Today, the industry’s need to run a tight ship — to streamline operations, reduce costs and, where appropriate, monetize valuable assets — has become even more important. This is providing real estate investors and, more specifically, experienced office developers, with a blank canvas upon which to build the next iteration of creative office space.
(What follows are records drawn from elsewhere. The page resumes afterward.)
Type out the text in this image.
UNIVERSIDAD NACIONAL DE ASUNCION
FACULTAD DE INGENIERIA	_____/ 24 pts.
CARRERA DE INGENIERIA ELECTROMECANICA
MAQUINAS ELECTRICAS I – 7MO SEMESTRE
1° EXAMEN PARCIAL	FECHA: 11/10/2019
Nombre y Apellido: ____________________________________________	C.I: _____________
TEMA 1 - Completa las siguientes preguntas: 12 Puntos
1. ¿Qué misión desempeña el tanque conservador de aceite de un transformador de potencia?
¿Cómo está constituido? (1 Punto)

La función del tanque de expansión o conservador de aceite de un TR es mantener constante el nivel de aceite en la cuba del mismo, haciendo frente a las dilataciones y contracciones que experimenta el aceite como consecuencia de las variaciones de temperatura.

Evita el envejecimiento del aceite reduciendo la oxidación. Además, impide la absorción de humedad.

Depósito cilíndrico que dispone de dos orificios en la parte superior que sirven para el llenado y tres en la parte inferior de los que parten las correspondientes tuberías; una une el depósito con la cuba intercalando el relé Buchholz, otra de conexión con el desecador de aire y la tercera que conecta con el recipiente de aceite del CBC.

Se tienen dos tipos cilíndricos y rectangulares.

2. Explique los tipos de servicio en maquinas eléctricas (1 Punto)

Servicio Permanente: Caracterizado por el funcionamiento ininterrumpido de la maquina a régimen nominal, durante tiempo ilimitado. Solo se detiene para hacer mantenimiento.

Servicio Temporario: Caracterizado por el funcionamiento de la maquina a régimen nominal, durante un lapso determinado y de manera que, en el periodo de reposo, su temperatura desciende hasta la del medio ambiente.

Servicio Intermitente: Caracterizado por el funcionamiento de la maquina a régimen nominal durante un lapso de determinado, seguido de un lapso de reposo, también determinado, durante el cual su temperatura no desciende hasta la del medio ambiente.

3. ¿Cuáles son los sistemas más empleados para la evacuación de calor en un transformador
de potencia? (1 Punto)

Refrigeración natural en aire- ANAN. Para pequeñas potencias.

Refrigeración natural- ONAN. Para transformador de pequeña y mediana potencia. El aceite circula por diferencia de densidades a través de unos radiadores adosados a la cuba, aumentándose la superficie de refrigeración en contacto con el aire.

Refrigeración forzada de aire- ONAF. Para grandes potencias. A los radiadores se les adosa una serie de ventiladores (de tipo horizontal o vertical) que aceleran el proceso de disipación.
Reusing Other Newspaper Buildings and Sites
Many other former newspaper buildings are currently in various stages of redevelopment across the U.S. Here are just a few more examples:
The Seattle Times. Canadian developer Onni Group purchased the former Seattle Times headquarters building in the South Lake Union neighborhood in November 2013 for $29 million. It plans to demolish the 1930s era building, preserving the historic facade, and build four residential towers with almost 2,000 multifamily units as well as ground-level retail space.
The Washington Post. Washington, D.C.-based Carr Properties purchased the former Washington Post headquarters buildings in downtown Washington in 2013. It began demolishing the structures in March 2016 and is now developing a $650 million mixed-use project on the site that is expected to deliver in mid-2018. The building, which will house the new Fannie Mae headquarters, will be known as Midtown Center.
The San Diego Daily Transcript. San Diego-based SDPB Holdings LLC recently purchased the 35,000-square-foot former headquarters of the Daily Transcript, which is located in the city’s emerging Uptown/Bankers Hill neighborhood, for $5.3 million. The developer has plans to convert it into creative office space.
Knight Ridder, San Jose, California. Knight Ridder was once the second-largest publisher of daily newspapers in the U.S. Its holdings included the Akron Beacon Journal, Charlotte (North Carolina) Observer and San Jose Mercury News. The San Jose-headquartered media conglomerate lost its corporate identity when it was acquired by McClatchy Newspapers in 2006. Ten years later — and long after it moved out of its corporate offices at 50 West Fernando — two huge Knight Ridder signs still sat atop the downtown San Jose skyscraper. In August 2016, the building’s owners, DivcoWest and Rockpoint Group, completed the first phase of a major capital investment program in the building by unveiling new rooftop signage promoting San Francisco’s Public Broadcasting Service-affiliate, KQED.